In 2011 the people who are the most vocal about saving the animals People for the Ethical Treatment of Animals (PETA) killed more than 95% of the animals in its care last year at a Virginia shelter.
Virginia Department of Agriculture records obtained through public information act by the Centre for Consumer Freedom show that in 2011 alone of the 1,992 cats and dogs received, 34 were transferred, and 24 were adopted. Meaning that 1,911 were euthanized (killed). At PETA’s headquarters in Norfolk, Virginia records also show that more than 27,000 animals have been killed since 1998.
Rick Berman, CCF executive director, said PETA hasn’t slowed its kill policy one bit, PETA is more concerned solicitation of funding, its media and advertising programs than in securing suitable homes for these dogs and cats.
In shelters across the U.S. more than 4 million animals are killed annually under lame excuses such as space restrictions and cost of care.
Daphna Nachminovitch a spokeswoman for PETA said the ‘no-kill’ policy simply isn’t plausible.

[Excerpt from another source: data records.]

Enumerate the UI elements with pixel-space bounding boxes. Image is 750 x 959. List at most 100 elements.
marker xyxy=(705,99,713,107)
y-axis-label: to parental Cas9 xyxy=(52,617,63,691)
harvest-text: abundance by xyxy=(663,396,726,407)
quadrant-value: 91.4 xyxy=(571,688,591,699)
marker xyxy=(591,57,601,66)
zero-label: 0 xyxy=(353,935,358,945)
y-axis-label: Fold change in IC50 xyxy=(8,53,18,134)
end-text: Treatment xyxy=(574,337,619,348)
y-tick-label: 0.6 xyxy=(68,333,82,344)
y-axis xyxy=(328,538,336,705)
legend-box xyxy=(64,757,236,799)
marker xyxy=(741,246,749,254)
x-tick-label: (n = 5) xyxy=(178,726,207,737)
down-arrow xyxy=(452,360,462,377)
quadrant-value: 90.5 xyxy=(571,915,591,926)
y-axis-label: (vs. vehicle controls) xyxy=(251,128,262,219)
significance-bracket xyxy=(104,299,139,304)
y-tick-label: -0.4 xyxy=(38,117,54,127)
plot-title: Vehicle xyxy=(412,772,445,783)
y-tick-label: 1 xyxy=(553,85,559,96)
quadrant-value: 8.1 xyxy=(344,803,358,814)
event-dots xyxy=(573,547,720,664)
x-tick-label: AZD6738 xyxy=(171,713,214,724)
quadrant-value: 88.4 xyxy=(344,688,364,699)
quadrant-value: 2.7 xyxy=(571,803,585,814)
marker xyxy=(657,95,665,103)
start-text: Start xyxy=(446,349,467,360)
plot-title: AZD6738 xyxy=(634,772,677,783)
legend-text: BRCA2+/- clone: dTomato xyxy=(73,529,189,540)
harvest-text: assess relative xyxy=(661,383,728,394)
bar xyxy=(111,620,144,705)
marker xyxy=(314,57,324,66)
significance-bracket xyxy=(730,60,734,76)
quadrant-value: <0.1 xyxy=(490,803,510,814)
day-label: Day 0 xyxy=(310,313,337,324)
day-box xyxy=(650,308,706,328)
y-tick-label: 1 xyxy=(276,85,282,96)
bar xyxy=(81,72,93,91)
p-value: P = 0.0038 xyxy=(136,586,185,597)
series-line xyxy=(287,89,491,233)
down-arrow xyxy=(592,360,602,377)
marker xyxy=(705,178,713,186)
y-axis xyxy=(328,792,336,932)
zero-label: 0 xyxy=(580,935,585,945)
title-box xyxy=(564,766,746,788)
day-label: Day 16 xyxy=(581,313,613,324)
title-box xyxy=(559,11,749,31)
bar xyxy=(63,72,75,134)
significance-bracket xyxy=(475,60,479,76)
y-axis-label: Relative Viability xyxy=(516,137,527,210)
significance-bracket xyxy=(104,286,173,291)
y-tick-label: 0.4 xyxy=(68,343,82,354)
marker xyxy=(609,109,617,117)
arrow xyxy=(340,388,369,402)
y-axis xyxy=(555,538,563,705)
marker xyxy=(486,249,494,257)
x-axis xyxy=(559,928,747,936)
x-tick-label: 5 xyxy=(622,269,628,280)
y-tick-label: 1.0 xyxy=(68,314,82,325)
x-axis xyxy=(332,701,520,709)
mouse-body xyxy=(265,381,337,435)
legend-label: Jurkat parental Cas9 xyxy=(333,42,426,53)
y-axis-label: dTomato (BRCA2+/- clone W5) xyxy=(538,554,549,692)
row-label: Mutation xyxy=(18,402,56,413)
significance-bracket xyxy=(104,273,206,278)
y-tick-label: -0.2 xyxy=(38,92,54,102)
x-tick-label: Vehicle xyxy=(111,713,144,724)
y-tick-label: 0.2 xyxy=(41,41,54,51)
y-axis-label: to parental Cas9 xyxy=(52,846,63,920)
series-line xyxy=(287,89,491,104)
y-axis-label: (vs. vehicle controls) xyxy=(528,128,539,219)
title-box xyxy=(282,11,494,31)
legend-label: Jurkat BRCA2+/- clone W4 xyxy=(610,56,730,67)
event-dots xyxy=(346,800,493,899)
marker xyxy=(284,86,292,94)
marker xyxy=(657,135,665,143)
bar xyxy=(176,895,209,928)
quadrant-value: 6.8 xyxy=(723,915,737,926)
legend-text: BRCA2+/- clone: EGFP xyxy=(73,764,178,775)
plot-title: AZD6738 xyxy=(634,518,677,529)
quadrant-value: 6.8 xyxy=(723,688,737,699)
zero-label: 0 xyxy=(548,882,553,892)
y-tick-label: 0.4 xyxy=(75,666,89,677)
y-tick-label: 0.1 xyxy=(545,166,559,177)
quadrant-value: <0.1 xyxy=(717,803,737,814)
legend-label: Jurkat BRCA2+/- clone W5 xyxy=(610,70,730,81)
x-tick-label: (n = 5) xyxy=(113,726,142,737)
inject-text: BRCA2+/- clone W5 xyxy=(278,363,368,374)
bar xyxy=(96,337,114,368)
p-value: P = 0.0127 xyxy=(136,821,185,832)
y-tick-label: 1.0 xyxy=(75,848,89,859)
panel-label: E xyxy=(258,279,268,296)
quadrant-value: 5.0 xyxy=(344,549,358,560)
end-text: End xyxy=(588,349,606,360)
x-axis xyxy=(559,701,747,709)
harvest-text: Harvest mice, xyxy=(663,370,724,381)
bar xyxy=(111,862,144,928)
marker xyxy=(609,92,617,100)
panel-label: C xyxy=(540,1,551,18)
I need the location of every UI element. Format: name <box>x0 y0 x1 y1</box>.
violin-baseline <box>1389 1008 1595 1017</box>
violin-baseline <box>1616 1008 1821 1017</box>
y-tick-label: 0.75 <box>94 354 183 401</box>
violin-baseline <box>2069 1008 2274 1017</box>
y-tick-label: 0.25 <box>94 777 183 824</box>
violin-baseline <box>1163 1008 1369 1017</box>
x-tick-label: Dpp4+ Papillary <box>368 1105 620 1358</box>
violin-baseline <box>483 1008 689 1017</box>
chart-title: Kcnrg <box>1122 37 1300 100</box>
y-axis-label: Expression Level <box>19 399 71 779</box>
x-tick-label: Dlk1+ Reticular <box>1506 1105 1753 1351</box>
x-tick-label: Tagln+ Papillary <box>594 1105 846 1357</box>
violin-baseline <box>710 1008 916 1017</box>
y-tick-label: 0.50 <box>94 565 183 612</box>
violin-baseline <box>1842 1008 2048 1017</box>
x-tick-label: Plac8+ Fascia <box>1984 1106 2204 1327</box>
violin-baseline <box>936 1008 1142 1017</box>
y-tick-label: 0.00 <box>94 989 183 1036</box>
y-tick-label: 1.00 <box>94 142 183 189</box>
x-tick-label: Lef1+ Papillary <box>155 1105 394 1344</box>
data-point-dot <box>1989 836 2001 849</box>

We would rather offer (kill) these animals a painless death than have them tortured, starved, or sold to research facilities.
Bonney Brown, Nevada Humane Society’s executive director, said that with the help of more volunteers, 2007 has become our first no-kill year.
Jane Dollinger PETA’s media liaison did not dispute the claims, instead offering the excuse that many animals were killed because of ‘injury, illness, age, aggression, or lack of good homes for them.’
PETA needs to take a page from the Nevada Humane Society plan book. If they can make a no kill sanctuary work then PETA can and we should be demanding nothing less from them.